Whittaker never intended to pursue a career in engineering. She studied rhetoric at the University of California, Berkeley. She said she was broke and needed a job when she joined Google in 2006 after submitting a resume on Monster.com. She eventually got a temp job in customer service.
“I remember the moment someone explained to me that a server was a different kind of computer,” Whittaker said. “We didn’t live in a world at that point where every kid learned to code — that knowledge wasn’t saturated.”
‘Why are we getting free juice?’
In addition to learning technology, Whittaker had to adapt to the culture of the industry. At companies like Google, that meant lavish perks and plenty of pampering back then.
“Part of it was trying to figure out why we’re getting free juice?” Whittaker said. “It was so alien to me because I didn’t grow up rich.”

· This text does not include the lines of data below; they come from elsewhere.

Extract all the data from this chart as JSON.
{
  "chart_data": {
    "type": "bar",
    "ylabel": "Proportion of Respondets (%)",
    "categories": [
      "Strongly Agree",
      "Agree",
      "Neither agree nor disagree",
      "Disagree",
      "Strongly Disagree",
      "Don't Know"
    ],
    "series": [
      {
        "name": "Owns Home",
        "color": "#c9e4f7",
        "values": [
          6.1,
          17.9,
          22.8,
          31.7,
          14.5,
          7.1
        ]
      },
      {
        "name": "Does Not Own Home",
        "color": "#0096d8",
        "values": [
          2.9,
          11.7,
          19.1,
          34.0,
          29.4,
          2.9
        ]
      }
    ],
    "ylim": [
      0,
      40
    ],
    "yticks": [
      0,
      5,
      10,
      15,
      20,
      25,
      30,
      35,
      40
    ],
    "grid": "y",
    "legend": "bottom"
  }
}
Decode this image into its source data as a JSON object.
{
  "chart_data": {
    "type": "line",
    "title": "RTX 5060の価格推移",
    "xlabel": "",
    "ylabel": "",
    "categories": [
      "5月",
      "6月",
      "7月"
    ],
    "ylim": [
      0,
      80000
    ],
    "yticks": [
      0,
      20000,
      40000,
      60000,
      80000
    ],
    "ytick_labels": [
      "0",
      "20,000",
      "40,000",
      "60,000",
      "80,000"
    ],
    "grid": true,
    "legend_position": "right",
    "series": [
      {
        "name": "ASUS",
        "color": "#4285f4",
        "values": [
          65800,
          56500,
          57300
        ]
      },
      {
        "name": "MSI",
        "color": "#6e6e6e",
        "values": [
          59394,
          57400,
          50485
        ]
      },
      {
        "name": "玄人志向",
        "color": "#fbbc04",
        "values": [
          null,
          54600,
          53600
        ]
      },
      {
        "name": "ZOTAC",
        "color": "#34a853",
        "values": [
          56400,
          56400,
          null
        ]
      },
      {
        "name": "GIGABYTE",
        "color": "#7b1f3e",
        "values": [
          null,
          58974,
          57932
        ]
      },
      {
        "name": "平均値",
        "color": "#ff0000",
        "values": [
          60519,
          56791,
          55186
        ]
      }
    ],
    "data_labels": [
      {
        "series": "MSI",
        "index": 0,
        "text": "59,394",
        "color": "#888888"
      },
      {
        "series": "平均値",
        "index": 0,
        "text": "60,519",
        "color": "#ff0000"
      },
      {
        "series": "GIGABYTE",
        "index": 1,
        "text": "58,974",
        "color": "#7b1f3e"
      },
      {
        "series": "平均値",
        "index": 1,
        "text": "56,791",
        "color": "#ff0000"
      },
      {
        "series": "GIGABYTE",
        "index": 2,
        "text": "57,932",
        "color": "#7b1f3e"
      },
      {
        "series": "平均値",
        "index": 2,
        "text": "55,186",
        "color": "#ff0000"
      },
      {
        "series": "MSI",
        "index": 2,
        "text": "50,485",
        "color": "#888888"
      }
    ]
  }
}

Whittaker said she would “osmotically learn more about the technology sector and Google’s role in it” by observing and asking questions. When told about Google’s mission to index the world’s information, she recalls that it sounded relatively simple, even though it involved numerous complexities and touched on political, economic and social issues.
“Why is Google so excited about net neutrality?” Whittaker said, citing the company’s fight to ensure internet service providers offer equal access to content distribution.
Several European telecom providers are Now they’re urging regulators to require tech companies to pay them “fair share fees,” while the tech industry says such costs constitute an “internet tax” that hits them unfairly.
“I think I learned the technological nuances and the political and economic stuff at the same time,” Whittaker said. “Now I understand the difference between what we say publicly and how that might work internally.”
At Signal, Whittaker can focus on his mission without worrying about selling. Signal has become so popular with journalists, researchers and activists for its ability to encrypt messages so that third parties cannot eavesdrop on communications.
As a nonprofit, Whittaker said Signal is “vitally important” to society and that there was no underlying financial motivation for the app to deviate from its stated position of protecting private communications.
“We try our best, sometimes spending a lot more money and a lot more time, to make sure we have as little data as possible,” Whittaker said. “We don’t know who’s talking to whom, we don’t know who you are, we don’t know your profile photo or who’s in the groups you’re talking to.”
Tesla and Twitter CEO Elon Musk has praised Signal as a direct messaging tool, tweeting in November that “the goal of Twitter DMs is to outperform Signal.”
Musk and Whittaker share some concerns about companies capitalizing on AI technologies. Musk was an early supporter of ChatGPT creators OpenAI, which was founded as a non-profit organization. But he said in a recent tweet that it has become a “maximum profit company effectively controlled by Microsoft.” In January, Microsoft announced a multi-billion dollar investment in OpenAI, which bills itself as a capped profit company.
OpenAI’s confusing structure aside, Whittaker is riding on the ChatGPT hype. Google recently entered the generative AI market and unveiled its chatbot called Bard.
Whittaker said she finds little value in the technology and struggles to see breakthrough uses. Eventually the excitement will subside, though “maybe not as abruptly as Web3 or something,” she said.
“It doesn’t understand anything at all,” Whittaker said of ChatGPT and similar tools. “It predicts what the next word in a sentence is likely to be.”
OpenAI did not immediately respond to a request for comment.
She worries companies could use generative AI software to “justify the degradation of people’s jobs,” which would result in writers, editors and content creators losing their careers. And she definitely wants people to know that Signal has absolutely no plans to integrate ChatGPT into its service.
“On the record, as loud as possible, no!” said Whittaker.